The trick to using the "tail" of the train is that it is checked for True/False at the same time as you have your final 'Engine' or 'result' from all the loops, the above example in a regular for-loop would look like this:
for line in file:
if not line.startswith('#'):
# have line
please note: Though in my analogy of a train there is only a 'tail' at the end of the train, the condition or 'tail' can be after every 'car' or loop...
for example:
>>> z = [[1,2,3,4],[5,6,7,8],[9,10,11,12]]
>>> [x for y in z if sum(y)>10 for x in y if x < 10]
[5, 6, 7, 8, 9]
In regular for-loop:
>>> for y in z:
if sum(y)>10:
for x in y:
if x < 10:
print x
5
6
7
8
9
From the list comprehension documentation:
When a list comprehension is supplied, it consists of a single expression followed by at least one for clause and zero or more for or if clauses. In this case, the elements of the new list are those that would be produced by considering each of the for or if clauses a block, nesting from left to right, and evaluating the expression to produce a list element each time the innermost block is reached.
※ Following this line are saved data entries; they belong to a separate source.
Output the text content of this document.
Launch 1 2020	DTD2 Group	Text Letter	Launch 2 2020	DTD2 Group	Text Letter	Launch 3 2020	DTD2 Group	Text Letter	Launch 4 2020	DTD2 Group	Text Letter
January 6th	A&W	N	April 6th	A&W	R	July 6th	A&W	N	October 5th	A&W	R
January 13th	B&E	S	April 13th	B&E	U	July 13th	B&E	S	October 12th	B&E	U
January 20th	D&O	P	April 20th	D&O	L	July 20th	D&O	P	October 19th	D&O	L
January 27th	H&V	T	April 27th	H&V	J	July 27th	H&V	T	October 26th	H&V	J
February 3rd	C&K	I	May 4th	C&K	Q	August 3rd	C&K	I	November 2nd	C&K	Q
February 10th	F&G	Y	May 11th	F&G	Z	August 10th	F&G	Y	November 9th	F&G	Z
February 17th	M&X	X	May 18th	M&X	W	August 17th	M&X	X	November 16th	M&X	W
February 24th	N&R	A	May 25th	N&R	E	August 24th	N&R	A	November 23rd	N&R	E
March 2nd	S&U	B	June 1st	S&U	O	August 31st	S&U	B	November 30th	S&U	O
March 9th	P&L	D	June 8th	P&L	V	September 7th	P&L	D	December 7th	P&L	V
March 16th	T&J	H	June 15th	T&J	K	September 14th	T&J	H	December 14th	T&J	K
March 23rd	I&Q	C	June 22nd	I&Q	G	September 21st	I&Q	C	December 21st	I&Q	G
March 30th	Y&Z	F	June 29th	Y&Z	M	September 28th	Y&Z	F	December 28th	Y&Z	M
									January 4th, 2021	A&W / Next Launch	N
In other words, pretend that the for loops are nested. Reading from left to right your list comprehension can be nested as:
for elem in vec:
for num in elem:
num # the *single expression* from the spec
where the list comprehension will use that last, innermost block as the values of the resulting list.
Your code equals:
temp = []
for elem in vec:
for num in elem:
temp.append(num)
You can look at list comprehension just as sequential statements. This applies for any levels of for and if statements.
For example, consider double for loop with their own ifs:
vec = [[1,2,3], [4,5,6], [7,8,9]]
result = [i for e in vec if len(e)==3 for i in e if i%2==0]
Here the list comprehension is same as:
result = []
for e in vec:
if len(e)==3:
for i in e:
if i%2==0:
result.append(i)
As you can see list comprehension is simply for and if without indentations but in same sequence.